'All-America Selections' for 2013
Start 2013 by planning a garden adventure.
One way to do this: add at least one new flower or vegetable (or both) to your yard/ landscape/estate. Choose plants you’ve always wanted to try or go for brand-new varieties.
Until 1932, information about new plants was passed on in rather a random way, and sometimes that information wasn’t too reliable. Then, W. Ray Hastings, President of the Southern Seedsmen Association, encouraged growers to test new varieties of annual flowers and vegetables that would grow in home gardens throughout continental North America.
In 1933 (80 years ago) the first All-America Selections' winners were announced. The project was so successful that it’s still happening. Information about growing the new winners became more available. Now home gardeners could grow even better flowers and vegetables.
Johnny’s Selected Seeds in Albion has bred and produced several AAS winners, successful throughout North America. Baby Bear mini-pumpkin is one of them. Bright Lights chard is another; the seedless cucumber Diva is another classic.
This year, Johnny’s has won again, with cherry tomato Jasper. It bears uniform fruits (and plenty of them for a long harvest season), has great flavor and texture, isn’t fussy and is a vigorous grower.
Better yet, Jasper doesn’t need much fertilizer, if any. It also resists late blight and early blight. I would stake it for easier harvesting.
Jasper would go well in a lunch box or on a snack tray.
Melemon F1 is an early melon, yielding a delicious crop. Fruits look like smaller honeydews, but have a little tang in their flavor. Start seeds indoors, four weeks before you expect the last frost, in individual pots or bathroom cups. Set in 75 F warmth. In a week or two, expect sprouting. Here’s a vine to stake. Melemon is ripe when the green rind turns chartreuse.
This is a two-melon year. Harvest Moon is a seedless watermelon, like Moon and Stars but smaller, growing on shorter vines and ripening earlier. Medium fruits are sweet and crisp with rosy-red flesh. Find these plants at a garden center, ready to transplant.
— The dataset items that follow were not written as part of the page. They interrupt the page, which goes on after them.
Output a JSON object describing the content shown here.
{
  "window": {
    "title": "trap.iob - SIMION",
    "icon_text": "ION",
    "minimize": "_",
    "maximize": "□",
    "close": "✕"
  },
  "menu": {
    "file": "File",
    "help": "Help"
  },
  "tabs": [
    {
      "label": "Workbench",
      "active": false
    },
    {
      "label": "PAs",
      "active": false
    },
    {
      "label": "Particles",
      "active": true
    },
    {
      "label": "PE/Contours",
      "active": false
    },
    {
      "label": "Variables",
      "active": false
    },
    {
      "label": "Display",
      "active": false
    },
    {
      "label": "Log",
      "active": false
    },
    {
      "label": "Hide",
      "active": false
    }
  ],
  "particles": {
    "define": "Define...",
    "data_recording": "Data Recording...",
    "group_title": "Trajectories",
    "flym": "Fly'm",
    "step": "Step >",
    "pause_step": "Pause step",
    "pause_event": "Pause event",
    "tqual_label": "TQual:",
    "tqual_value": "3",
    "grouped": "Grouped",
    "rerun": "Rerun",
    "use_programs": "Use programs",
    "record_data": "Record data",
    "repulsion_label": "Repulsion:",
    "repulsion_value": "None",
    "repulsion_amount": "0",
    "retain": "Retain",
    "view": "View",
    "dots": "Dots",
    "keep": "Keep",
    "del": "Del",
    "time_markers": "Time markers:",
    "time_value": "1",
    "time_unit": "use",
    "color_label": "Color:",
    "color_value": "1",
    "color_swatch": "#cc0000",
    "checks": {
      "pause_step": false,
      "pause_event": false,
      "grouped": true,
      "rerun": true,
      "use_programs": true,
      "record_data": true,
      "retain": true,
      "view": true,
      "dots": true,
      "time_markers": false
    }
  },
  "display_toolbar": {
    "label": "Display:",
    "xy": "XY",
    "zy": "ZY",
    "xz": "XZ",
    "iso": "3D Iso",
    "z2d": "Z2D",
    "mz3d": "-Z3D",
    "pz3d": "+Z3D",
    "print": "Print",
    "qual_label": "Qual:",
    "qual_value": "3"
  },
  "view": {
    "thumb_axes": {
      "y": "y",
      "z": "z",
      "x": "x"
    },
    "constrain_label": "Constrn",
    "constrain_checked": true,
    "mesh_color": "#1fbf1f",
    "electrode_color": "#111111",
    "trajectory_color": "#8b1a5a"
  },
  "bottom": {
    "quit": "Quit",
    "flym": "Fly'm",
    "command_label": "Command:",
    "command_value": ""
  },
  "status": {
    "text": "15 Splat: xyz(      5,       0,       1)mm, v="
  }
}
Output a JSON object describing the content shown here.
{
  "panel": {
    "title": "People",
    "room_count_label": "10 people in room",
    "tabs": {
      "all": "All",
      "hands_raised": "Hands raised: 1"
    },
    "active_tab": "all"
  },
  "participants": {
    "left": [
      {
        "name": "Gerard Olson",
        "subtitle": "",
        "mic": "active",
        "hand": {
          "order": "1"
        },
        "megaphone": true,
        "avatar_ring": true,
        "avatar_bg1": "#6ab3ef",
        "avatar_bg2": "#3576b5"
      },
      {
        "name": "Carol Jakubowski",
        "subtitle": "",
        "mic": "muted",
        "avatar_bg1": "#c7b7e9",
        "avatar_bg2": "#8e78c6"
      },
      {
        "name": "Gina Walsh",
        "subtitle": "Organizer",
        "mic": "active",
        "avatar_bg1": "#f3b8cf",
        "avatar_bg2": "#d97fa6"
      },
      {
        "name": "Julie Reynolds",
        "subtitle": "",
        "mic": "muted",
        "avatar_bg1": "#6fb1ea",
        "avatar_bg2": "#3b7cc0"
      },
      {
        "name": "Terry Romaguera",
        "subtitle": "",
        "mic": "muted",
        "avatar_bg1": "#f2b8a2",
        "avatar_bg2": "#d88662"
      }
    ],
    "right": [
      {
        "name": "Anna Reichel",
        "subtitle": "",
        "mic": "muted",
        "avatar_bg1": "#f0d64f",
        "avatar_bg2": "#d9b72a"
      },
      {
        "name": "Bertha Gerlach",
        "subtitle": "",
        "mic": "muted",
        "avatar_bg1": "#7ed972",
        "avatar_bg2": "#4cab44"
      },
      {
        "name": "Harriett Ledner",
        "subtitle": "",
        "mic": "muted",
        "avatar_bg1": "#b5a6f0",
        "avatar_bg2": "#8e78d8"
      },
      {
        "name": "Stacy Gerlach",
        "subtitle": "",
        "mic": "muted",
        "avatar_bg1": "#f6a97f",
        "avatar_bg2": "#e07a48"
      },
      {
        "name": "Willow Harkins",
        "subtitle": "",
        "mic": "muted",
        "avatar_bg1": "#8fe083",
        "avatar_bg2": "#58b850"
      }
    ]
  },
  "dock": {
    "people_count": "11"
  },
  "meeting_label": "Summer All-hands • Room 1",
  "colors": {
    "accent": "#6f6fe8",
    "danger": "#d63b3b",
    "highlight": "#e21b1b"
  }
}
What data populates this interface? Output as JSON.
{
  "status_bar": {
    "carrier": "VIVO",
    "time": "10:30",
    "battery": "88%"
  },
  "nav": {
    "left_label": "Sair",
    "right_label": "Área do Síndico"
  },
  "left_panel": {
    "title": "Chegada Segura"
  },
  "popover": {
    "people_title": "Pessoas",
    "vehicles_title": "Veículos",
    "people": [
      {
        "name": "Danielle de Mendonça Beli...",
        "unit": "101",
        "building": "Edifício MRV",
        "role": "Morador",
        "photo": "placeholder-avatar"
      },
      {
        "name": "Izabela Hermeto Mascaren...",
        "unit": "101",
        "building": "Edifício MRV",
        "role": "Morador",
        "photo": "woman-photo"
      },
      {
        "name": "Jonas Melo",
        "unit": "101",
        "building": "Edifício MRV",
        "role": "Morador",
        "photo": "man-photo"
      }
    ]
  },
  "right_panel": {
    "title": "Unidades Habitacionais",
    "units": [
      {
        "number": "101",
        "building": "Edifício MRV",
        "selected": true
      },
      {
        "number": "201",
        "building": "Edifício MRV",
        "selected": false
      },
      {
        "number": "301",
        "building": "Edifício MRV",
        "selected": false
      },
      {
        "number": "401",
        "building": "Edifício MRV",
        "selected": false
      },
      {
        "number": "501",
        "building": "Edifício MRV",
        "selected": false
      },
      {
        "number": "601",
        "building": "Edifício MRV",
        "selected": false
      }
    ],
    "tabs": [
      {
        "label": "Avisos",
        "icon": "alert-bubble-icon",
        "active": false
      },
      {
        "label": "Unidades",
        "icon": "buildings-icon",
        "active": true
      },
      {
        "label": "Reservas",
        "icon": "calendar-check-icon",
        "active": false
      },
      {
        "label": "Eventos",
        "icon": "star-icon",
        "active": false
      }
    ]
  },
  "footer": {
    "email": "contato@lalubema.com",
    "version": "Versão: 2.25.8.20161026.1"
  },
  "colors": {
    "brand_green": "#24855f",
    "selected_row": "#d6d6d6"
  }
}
A Bedding Plant AAS winner with a long name is Pinto Premium White to Rose Geranium. Once this gets going (and you may want to buy a ready-started plant) it will bloom the first year, bearing dense balls of florets which start off white and age to pink and rose.
Great for both in-ground and container planting, this stands 10-24 inches tall, 12-18 inches wide. It flowers early on short stems and doesn’t need deadheading. Like all 2013 AAS winners, it needs full sun. Plan on consistent bottom-watering but don’t drown. Butterflies love it. If we should have unbearable summer heat, this geranium can take it. Fertilize every other week. Cuttings root well.
South Pacific Scarlet canna comes well from seed and carries 4-inch flowers all summer. In a 2-gallon container, it grows to 24 inches; in the ground, it’s 4-5 feet tall. There will be basal branching.
Cannas are tender perennials, bearing flowers above the giant leaves. Later, I’ll explain how to save the rhizomes for next year.
An echinacea variety, Cheyenne Spirit, is a mixture of purple, pink, red, orange-to-yellow cream and white coneflowers. In Maine, count this as an exotic; coneflowers are native to western prairies. That means they don’t need much water when grown. They’ll be well-branched plants, great for bouquets and beloved of butterflies. The daisy flowers are about 3-3 1/2 inches across, on plants 26-32 inches tall and 25-30 inches wide. Plant 2 feet apart.
To sow these, get the seed right now and begin, for they’ll take 23-24 weeks to bloom. They’ll stand tall even in wind and rain, and should bloom from midsummer to fall; no need to deadhead.
Happy 80th birthday, All-America Selections!